So, as she can help more by making two bonnets in a day, and getting six dollars for them beside the materials, she lets her step-mother put out her impossible sewing, and has turned a little second-story room in her father’s house into a private millinery establishment. She will only take the three dollars apiece, beyond the actual cost, for her bonnets, although she might make a fortune if she would be rapacious; for she says that pays her fairly for her time, and she has made up her mind to get through the world fairly, if there is any breathing-space left for fairness in it. If not, she can stop breathing, and go where there is.
She gets as much to do as she can take. “Miss Josselyn” is one of the little unadvertised resources of New York, which it is very knowing, and rather elegant, to know about. But it would not be at all elegant to have her at a party. Hence, Mrs. Van Alstyne, who had a little bonnet, of black lace and nasturtiums, at this very time, that Martha Josselyn had made for her, was astonished to find that she was Mrs. Ingleside’s sister and had come on to the marriage.
General and Mrs. Ingleside—Leslie’s cousin Delight—had come from their away-off, beautiful Wisconsin home, and brought little three-year-old Rob and Rob’s nurse with them. Sam Goldthwaite was at home from Philadelphia, where he is just finishing his medical course,—and Harry was just back again from the Mediterranean; so that Mrs. Goldthwaite’s house was full too. Jack could not be here; they all grieved over that. Jack is out in Japan. But there came a wonderful “solid silk” dress, and a lovely inlaid cabinet, for Leslie’s wedding present,—the first present that arrived from anybody; sent the day he got the news;—and Leslie cried over them, and kissed them, and put the beautiful silk away, to be made up in the fashion next year, when Jack comes home; and set his picture on the cabinet, and put his letters into it, and says she does not know what other things she shall find quite dear enough to keep them company.
Last of all, the very day before the wedding, came old Mr. Marmaduke Wharne. And of all things in the world, he brought her a telescope. “To look out at creation with, and keep her soul wide,” he says, and “to put her in mind of that night when he first found her out, among the Hivites and the Hittites and the Amalekites, up in Jefferson, and took her away among the planets, out of the snarl.”
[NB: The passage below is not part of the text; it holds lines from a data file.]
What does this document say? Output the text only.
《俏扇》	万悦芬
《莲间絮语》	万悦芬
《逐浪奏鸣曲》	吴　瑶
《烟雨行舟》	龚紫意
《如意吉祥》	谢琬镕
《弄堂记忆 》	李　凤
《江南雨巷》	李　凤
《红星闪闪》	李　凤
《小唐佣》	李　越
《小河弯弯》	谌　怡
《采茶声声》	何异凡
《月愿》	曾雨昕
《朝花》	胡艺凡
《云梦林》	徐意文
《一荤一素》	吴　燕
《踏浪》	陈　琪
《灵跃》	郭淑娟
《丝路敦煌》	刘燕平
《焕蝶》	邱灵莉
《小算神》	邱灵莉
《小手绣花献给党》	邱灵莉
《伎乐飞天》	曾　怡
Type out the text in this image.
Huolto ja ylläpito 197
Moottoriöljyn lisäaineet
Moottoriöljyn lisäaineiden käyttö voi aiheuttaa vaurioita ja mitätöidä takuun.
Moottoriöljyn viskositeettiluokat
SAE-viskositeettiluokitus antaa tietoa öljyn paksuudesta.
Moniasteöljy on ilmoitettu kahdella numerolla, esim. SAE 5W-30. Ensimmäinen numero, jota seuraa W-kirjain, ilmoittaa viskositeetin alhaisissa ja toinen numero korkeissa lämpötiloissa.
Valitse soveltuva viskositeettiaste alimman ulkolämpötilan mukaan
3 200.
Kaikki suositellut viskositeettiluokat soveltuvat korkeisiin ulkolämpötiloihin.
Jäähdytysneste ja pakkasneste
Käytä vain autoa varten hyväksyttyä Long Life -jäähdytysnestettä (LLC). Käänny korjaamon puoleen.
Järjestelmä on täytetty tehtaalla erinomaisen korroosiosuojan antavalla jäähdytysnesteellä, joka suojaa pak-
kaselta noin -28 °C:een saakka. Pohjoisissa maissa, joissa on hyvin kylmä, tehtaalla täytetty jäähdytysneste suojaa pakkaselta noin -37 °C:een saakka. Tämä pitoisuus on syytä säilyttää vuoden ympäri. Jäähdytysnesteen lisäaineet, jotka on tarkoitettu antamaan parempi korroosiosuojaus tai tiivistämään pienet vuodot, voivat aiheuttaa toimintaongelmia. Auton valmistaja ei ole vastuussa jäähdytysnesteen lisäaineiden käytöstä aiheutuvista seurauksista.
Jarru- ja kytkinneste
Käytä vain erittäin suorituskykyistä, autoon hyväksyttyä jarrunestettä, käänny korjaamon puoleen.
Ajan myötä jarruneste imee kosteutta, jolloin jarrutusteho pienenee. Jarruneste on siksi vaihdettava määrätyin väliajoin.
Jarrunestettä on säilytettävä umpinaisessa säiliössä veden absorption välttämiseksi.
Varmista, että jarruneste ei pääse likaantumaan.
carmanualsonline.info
Miss Craydocke has been all summer making a fernery for Leslie; and she took two tickets in the cars, and brought it down beside her, on the seat, all the way from Plymouth, and so out here. How they could get it to wherever they are going we all wondered, but Dr. Hautayne said it should go; he would have it most curiously packed, in a box on rollers, and marked,—“Dr. J. Hautayne, U.S. Army. Valuable scientific preparations; by no means to be turned or shaken.” But he did say, with a gentle prudence,—“If somebody should give you an observatory, or a greenhouse, I think we might have to stop at that, dear.”